When we refer to states of mind, it really doesn't matter what state it is in, all that matters is the conscious awareness of 'this' state just as it is. Most people come to spirituality because they want special spiritual states, and there are no shortage of teachers who cater to that demand - of course the advocacy of desire is popular because people hope to get what they want. The whole of capitalism is based on it, and in that sense, it is very successful.
So in peoples everyday lives, there is pleasure and pain, so they begin to react strongly at a very early age, run from pain and chase after pleasure, but not in a practical sense of survival, but for the sake of self-satisfaction, so it is quite obvious that a sense of lack in that regard drives people. The problem being, the dynamic tension between aversion to discomfort and desire for pleasure is dissatisfaction itself. Therefore it is counterproductive to pursue 'highs' - or avoid discomforts - for the sake of self satisfaction.
Since such an endeavour is futile, people realise there is no happiness in the acquirement of physical things, and things are only vehicals for pleasure, right? So we reduce it all to the sensations, because an addict doesn't actually crave the heroin - they are strongly adverse to the withdrawl and strongly desire the sensation the hit brings to them. This means people are only chasing after sensations, which we already know are unlasting, and hence can not bring satisfaction.
Having found there is no happiness in this pursuit, people turn to the spiritual, hoping that that will give them a lasting pleasure that satisifies them somehow and they conjure images of heaven out of hope for the ultimate pleasure - like a reward for their own suffering. They go well into the spiritual but with the same habitual mind caught between aversions and desires, and that mental energy brings about the illusion that there is someone coming from the past and going into the future, the one we call 'me'. The starring role in the drama.
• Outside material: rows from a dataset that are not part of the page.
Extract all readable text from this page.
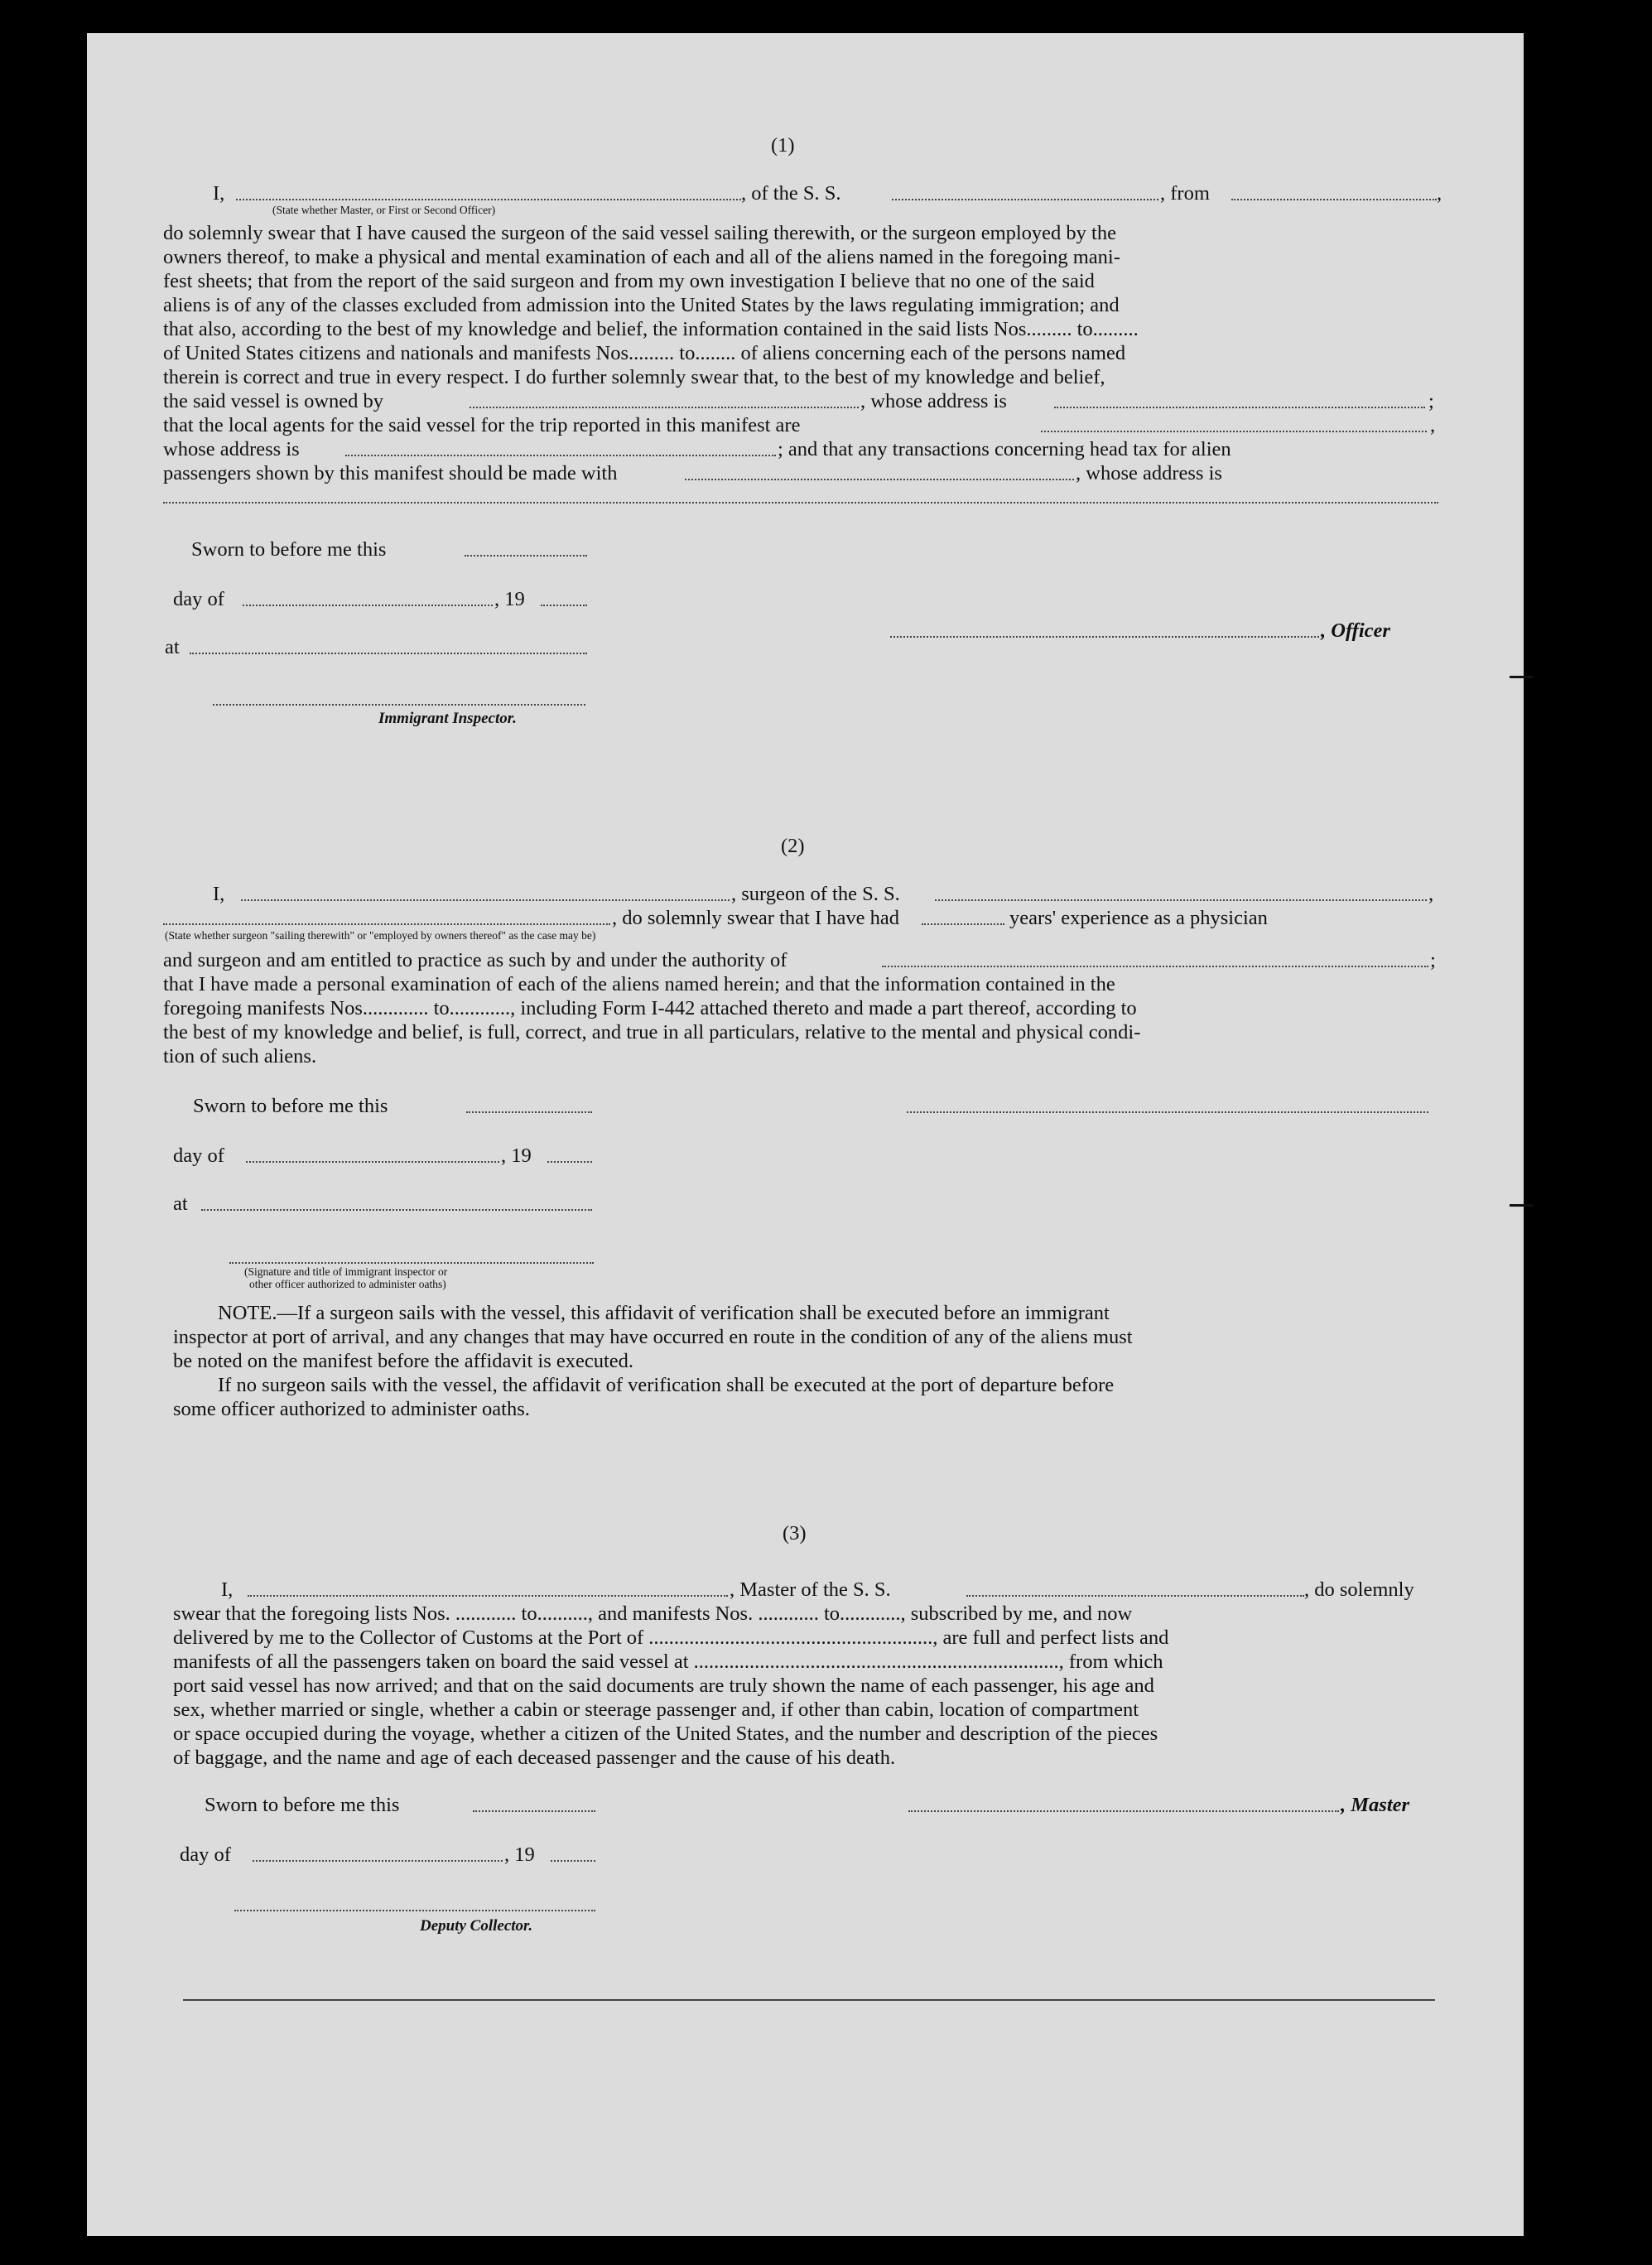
(1)
I,	, of the S. S.	, from	,
(State whether Master, or First or Second Officer)
do solemnly swear that I have caused the surgeon of the said vessel sailing therewith, or the surgeon employed by the
owners thereof, to make a physical and mental examination of each and all of the aliens named in the foregoing mani-
fest sheets; that from the report of the said surgeon and from my own investigation I believe that no one of the said
aliens is of any of the classes excluded from admission into the United States by the laws regulating immigration; and
that also, according to the best of my knowledge and belief, the information contained in the said lists Nos......... to.........
of United States citizens and nationals and manifests Nos......... to........ of aliens concerning each of the persons named
therein is correct and true in every respect. I do further solemnly swear that, to the best of my knowledge and belief,
the said vessel is owned by	, whose address is	;
that the local agents for the said vessel for the trip reported in this manifest are	,
whose address is	; and that any transactions concerning head tax for alien
passengers shown by this manifest should be made with	, whose address is
Sworn to before me this
day of	, 19
at
, Officer
Immigrant Inspector.
(2)
I,	, surgeon of the S. S.	,
, do solemnly swear that I have had	years' experience as a physician
(State whether surgeon "sailing therewith" or "employed by owners thereof" as the case may be)
and surgeon and am entitled to practice as such by and under the authority of	;
that I have made a personal examination of each of the aliens named herein; and that the information contained in the
foregoing manifests Nos............. to............, including Form I-442 attached thereto and made a part thereof, according to
the best of my knowledge and belief, is full, correct, and true in all particulars, relative to the mental and physical condi-
tion of such aliens.
Sworn to before me this
day of	, 19
at
(Signature and title of immigrant inspector or
other officer authorized to administer oaths)
NOTE.—If a surgeon sails with the vessel, this affidavit of verification shall be executed before an immigrant
inspector at port of arrival, and any changes that may have occurred en route in the condition of any of the aliens must
be noted on the manifest before the affidavit is executed.
If no surgeon sails with the vessel, the affidavit of verification shall be executed at the port of departure before
some officer authorized to administer oaths.
(3)
I,	, Master of the S. S.	, do solemnly
swear that the foregoing lists Nos. ............ to.........., and manifests Nos. ............ to............, subscribed by me, and now
delivered by me to the Collector of Customs at the Port of ........................................................, are full and perfect lists and
manifests of all the passengers taken on board the said vessel at ........................................................................, from which
port said vessel has now arrived; and that on the said documents are truly shown the name of each passenger, his age and
sex, whether married or single, whether a cabin or steerage passenger and, if other than cabin, location of compartment
or space occupied during the voyage, whether a citizen of the United States, and the number and description of the pieces
of baggage, and the name and age of each deceased passenger and the cause of his death.
Sworn to before me this	, Master
day of	, 19
Deputy Collector.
I have sat with many meditators form all sorts of spiritual backgrounds, and it is difficult to communicate to them, 'be aware of 'this', just as it is, in the way you experience it'. People will say 'nothing is happening', but they mean nothing special happened. The sat there and discomfort came in, sore knee, pain in lower back, sweat ticklin their face and so on, and became 'disatisfied', then blamed their sensations, when in fact they became agitated their reactivity in aversion to their discomforts and their impatient craving for pleasure of the spiritual kind. People say they can't concentrate, focus, stop their thinking - but of course, it is their reactivity that agitates the mind, not any sensation or experience, and they can't concentrate because the mind is running from pain and craving for pleasure, basically.
It's actually simpler that people say it is, and I started to refine the meditation practice by discarding anything that was unnecessary. I removed controlling the breath, counting breaths, sorts of visuation aids, as I know these were just means to an end, secondary things being used in desire to get me some state I desired - just like heroin.
When it was reduced completely, I was watching, paying attention, being alert, but without doing anything. 'This' could be 'as it is' and I am presently aware. It is ironically difficult to do nothing, but there is a difference between being willful in effort and being willing regardless of the arising sensations, just as they are.